Create app/lib/embeddings.server.js:

const OPENROUTER_API_URL = "https://openrouter.ai/api/v1/embeddings";
const EMBEDDING_MODEL = "openai/text-embedding-3-small"; // 1536 dimensions
export async function getEmbeddings(texts) {
const res = await fetch(OPENROUTER_API_URL, {
method: "POST",
headers: {
Authorization: `Bearer ${process.env.OPENROUTER_API_KEY}`,
"Content-Type": "application/json",
},
body: JSON.stringify({ model: EMBEDDING_MODEL, input: texts }),
});
if (!res.ok) {
const err = await res.text();
throw new Error(`OpenRouter embeddings failed: ${res.status} ${err}`);
}
const data = await res.json();
// data.data is an array of { index, embedding: number[] }
return data.data.map((item) => item.embedding);
}

Rate limiting: OpenRouter allows batching up to 100 texts per request.
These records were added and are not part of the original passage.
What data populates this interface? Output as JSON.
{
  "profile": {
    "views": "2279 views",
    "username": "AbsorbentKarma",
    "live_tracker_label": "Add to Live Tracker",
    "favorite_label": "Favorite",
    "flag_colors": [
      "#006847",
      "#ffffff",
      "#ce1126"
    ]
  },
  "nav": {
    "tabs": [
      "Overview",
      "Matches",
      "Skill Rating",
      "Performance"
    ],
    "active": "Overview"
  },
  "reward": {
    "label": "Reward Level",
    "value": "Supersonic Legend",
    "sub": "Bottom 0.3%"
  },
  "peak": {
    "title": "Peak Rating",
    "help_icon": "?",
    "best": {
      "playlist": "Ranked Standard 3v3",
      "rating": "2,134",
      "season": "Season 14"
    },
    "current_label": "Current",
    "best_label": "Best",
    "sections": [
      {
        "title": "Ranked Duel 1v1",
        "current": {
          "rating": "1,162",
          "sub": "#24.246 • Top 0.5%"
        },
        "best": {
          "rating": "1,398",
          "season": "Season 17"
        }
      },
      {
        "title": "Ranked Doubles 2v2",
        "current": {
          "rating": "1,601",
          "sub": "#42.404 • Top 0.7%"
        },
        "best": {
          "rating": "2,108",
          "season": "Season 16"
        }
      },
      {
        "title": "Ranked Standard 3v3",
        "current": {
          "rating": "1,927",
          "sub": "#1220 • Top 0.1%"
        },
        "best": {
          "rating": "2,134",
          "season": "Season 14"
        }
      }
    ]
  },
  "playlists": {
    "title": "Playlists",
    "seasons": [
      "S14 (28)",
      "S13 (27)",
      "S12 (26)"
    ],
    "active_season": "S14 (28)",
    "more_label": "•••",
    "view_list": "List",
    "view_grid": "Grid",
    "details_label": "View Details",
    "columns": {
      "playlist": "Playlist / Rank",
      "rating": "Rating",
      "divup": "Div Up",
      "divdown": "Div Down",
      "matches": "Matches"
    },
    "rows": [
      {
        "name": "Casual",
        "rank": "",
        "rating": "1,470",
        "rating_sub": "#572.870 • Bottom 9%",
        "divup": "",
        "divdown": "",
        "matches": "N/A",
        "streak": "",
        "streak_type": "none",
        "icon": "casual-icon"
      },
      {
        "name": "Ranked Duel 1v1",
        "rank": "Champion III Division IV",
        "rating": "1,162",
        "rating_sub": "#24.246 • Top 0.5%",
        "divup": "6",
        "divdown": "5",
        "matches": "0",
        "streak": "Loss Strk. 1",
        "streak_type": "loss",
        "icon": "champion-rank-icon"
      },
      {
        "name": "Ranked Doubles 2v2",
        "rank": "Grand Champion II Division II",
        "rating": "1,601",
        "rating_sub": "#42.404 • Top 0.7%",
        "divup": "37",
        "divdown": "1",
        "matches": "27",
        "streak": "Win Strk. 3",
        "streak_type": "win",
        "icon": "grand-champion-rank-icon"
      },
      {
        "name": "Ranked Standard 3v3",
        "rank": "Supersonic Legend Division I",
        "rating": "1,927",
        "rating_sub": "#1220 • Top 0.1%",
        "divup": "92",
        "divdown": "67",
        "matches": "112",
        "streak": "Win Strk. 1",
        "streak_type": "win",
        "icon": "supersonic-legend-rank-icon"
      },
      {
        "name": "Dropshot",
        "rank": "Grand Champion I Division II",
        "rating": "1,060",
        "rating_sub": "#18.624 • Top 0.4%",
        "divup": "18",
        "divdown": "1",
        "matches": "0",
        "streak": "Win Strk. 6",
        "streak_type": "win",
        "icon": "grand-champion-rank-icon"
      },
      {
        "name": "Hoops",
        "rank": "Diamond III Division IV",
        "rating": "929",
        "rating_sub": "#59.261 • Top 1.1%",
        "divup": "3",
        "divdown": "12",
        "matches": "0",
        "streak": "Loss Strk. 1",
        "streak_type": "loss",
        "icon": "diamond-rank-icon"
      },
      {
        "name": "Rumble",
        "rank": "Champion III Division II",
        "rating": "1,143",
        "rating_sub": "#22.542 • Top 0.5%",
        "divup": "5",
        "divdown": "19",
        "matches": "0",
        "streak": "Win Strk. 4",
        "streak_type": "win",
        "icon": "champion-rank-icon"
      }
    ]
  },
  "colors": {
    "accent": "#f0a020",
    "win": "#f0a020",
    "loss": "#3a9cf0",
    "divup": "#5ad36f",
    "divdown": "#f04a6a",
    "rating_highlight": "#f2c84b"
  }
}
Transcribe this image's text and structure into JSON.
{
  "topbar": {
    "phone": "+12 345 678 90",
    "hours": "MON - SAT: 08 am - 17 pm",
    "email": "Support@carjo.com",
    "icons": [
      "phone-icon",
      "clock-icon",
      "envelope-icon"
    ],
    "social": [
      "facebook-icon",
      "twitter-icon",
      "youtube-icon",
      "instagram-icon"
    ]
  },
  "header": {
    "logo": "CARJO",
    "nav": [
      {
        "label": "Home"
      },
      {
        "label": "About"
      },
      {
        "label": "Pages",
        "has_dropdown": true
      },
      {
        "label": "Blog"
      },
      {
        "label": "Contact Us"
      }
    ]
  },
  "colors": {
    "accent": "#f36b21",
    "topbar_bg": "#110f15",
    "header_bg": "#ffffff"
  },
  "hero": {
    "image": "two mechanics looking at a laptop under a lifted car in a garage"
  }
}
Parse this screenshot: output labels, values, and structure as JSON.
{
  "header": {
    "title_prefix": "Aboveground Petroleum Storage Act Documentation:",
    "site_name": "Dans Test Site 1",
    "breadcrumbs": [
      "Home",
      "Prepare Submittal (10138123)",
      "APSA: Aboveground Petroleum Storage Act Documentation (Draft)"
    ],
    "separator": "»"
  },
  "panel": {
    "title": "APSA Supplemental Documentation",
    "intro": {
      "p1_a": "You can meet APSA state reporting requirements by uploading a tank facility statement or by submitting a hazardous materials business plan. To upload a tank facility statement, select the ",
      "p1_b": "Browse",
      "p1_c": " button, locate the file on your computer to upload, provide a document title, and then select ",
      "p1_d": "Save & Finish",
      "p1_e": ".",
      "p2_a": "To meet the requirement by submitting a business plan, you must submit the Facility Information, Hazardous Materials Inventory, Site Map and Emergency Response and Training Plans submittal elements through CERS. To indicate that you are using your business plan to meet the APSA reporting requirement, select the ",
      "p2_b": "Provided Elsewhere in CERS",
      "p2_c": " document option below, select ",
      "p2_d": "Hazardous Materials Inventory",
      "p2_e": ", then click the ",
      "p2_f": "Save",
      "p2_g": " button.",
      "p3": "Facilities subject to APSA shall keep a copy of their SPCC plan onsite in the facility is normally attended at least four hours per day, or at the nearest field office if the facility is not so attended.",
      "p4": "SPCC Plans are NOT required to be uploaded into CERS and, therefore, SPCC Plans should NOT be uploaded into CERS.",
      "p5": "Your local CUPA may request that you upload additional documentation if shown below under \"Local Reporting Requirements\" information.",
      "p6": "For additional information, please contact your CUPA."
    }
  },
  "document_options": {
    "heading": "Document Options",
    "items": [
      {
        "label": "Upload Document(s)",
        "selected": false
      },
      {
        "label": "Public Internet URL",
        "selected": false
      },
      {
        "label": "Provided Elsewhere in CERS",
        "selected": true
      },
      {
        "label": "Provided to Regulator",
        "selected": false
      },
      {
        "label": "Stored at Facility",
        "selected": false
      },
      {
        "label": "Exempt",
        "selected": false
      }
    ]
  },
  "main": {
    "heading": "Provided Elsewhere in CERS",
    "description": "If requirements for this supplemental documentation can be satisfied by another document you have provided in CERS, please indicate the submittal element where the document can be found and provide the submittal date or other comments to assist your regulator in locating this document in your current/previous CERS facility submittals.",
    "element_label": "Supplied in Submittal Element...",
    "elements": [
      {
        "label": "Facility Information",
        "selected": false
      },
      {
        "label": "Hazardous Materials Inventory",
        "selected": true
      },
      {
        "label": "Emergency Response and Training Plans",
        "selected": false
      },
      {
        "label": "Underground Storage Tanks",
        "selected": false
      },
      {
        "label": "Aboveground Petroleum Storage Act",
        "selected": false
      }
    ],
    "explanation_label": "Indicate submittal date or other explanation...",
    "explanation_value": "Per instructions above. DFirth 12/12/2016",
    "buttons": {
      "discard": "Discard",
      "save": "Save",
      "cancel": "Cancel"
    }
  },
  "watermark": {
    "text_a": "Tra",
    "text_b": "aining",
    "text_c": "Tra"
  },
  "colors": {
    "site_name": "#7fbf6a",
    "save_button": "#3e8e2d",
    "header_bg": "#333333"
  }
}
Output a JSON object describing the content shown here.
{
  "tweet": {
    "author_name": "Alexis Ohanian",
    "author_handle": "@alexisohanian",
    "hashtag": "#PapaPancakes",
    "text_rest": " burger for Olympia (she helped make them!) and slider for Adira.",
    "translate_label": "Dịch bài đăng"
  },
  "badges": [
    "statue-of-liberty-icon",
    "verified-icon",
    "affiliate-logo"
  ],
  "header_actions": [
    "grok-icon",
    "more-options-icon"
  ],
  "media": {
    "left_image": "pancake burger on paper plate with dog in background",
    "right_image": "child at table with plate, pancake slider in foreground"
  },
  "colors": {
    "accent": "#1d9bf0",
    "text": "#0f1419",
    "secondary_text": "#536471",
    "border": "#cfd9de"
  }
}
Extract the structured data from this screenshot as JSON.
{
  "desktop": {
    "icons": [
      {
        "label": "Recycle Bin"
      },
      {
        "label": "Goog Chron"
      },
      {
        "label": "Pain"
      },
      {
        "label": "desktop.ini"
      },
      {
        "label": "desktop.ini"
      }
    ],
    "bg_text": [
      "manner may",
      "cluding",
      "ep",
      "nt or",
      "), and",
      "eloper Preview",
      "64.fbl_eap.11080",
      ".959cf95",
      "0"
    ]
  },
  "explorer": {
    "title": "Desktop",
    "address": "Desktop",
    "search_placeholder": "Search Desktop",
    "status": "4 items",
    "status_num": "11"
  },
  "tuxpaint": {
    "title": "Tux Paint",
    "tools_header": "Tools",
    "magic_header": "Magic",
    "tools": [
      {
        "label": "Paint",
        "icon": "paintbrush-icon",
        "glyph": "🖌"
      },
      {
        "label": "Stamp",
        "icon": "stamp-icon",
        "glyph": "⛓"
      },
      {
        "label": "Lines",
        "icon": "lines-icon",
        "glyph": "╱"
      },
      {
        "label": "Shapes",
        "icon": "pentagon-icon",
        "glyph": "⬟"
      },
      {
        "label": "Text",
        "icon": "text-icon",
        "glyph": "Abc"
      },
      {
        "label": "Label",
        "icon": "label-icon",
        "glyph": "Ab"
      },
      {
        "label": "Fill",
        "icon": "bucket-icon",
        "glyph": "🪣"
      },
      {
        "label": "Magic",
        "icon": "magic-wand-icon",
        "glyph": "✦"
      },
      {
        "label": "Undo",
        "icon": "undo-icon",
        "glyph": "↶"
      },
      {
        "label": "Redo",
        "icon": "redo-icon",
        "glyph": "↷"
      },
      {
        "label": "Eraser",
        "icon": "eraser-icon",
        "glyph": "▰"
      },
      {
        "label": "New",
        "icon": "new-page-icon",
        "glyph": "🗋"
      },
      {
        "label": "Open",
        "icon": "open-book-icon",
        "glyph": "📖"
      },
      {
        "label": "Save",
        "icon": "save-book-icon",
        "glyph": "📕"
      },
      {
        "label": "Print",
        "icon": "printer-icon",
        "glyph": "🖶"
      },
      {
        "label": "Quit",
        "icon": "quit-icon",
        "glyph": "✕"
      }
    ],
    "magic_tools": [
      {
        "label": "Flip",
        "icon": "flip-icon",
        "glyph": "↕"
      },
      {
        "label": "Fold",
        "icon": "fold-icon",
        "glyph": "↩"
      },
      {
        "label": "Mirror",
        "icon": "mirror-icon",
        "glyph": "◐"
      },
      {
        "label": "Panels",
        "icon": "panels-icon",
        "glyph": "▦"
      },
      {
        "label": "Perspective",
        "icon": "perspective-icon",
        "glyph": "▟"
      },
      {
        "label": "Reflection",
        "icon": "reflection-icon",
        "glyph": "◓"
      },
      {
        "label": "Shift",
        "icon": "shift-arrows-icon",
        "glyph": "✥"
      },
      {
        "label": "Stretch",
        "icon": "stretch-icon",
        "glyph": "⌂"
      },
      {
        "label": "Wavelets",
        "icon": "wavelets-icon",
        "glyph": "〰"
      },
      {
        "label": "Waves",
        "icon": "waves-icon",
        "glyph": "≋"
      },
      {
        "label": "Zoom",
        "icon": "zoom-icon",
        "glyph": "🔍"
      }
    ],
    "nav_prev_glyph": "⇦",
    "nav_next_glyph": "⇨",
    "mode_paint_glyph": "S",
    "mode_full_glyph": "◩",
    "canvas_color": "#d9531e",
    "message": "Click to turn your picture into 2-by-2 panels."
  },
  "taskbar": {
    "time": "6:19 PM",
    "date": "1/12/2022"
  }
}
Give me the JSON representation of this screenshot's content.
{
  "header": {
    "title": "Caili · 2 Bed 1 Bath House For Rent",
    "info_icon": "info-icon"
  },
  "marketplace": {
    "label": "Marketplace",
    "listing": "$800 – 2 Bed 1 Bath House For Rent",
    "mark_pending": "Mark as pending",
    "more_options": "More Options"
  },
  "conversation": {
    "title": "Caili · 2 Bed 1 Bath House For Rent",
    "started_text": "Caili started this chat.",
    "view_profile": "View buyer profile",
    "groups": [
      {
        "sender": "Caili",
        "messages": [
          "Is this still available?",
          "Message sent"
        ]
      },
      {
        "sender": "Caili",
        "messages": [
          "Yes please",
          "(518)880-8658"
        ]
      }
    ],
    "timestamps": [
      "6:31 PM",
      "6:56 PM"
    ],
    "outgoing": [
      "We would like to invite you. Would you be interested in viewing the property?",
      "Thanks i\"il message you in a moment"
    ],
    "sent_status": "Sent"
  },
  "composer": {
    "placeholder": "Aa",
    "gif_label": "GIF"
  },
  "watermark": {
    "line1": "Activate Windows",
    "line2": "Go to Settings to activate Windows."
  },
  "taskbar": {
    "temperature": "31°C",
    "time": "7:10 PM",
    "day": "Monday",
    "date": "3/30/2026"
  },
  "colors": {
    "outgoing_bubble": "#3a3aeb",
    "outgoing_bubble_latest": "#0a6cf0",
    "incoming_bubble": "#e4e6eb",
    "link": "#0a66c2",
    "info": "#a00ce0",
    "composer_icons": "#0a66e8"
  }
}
For large catalogs, batch chunks in groups of 20–50 and add a short delay between batches to avoid 429 errors.

export async function getEmbeddingsBatched(texts, batchSize = 20) {
const all = [];
for (let i = 0; i < texts.length; i += batchSize) {
const batch = texts.slice(i, i + batchSize);
const vectors = await getEmbeddings(batch);
all.push(...vectors);
if (i + batchSize < texts.length) {
await new Promise((r) => setTimeout(r, 200)); // 200ms between batches
}
}
return all;
}

import crypto from "crypto";
import prisma from "../db.server.js";
import { chunkProduct } from "./chunker.server.js";
import { getEmbeddingsBatched } from "./embeddings.server.js";
export async function ingestProduct(shopId, product, variants) {
// 1. Get or create KnowledgeSource for "product" type
const source = await prisma.knowledgeSource.upsert({
where: { shopId_type: { shopId, type: "product" } },
update: {},
create: { shopId, type: "product", name: "Shopify Products" },
});
// 2. Build chunks
const chunkTexts = chunkProduct(product, variants);
// 3. Compute hash of the full product text (to skip re-ingestion if unchanged)
const fullText = chunkTexts.join("\n");
const hash = crypto.createHash("sha256").update(fullText).digest("hex");
// 4. Upsert KnowledgeDocument (one per product)
const doc = await prisma.knowledgeDocument.upsert({
where: { shopId_sourceId_externalRefId: { shopId, sourceId: source.id, externalRefId: product.id } },
update: { title: product.title, rawText: fullText, hash, status: "active" },
create: {
shopId,
sourceId: source.id,
externalRefId: product.id,
title: product.title,
rawText: fullText,
hash,
status: "active",
},
});
// 5. Skip if hash unchanged (no product content changed)
if (doc.hash === hash && doc.updatedAt > doc.createdAt) {
return { skipped: true };
}
// 6. Delete old chunks and embeddings for this document
const oldChunks = await prisma.knowledgeChunk.findMany({ where: { documentId: doc.id }, select: { id: true } });
if (oldChunks.length > 0) {
await prisma.embedding.deleteMany({ where: { chunkId: { in: oldChunks.map((c) => c.id) } } });
await prisma.knowledgeChunk.deleteMany({ where: { documentId: doc.id } });
}
// 7. Get embeddings for all chunks in one batched call
const vectors = await getEmbeddingsBatched(chunkTexts);
// 8. Insert new chunks and embeddings
for (let i = 0; i < chunkTexts.length; i++) {
const chunk = await prisma.knowledgeChunk.create({
data: {
shopId,
documentId: doc.id,
productId: product.id,
chunkText: chunkTexts[i],
chunkIndex: i,
tokenCount: Math.ceil(chunkTexts[i].length / 4),
},
});
// Store embedding as raw SQL because Prisma doesn't support vector type
await prisma.$executeRaw`
INSERT INTO embeddings (id, chunk_id, embedding, model, created_at)
VALUES (gen_random_uuid(), ${chunk.id}::uuid, ${JSON.stringify(vectors[i])}::vector, ${"openai/text-embedding-3-small"}, now())
ON CONFLICT (chunk_id) DO UPDATE SET embedding = EXCLUDED.embedding, model = EXCLUDED.model
`;
}
return { skipped: false, chunks: chunkTexts.length };
}

Note on Prisma + pgvector: Prisma cannot write the vector type natively. Use prisma.$executeRaw (as above) for INSERT/UPDATE of the embedding column. Use raw SQL for vector search too (Phase 3).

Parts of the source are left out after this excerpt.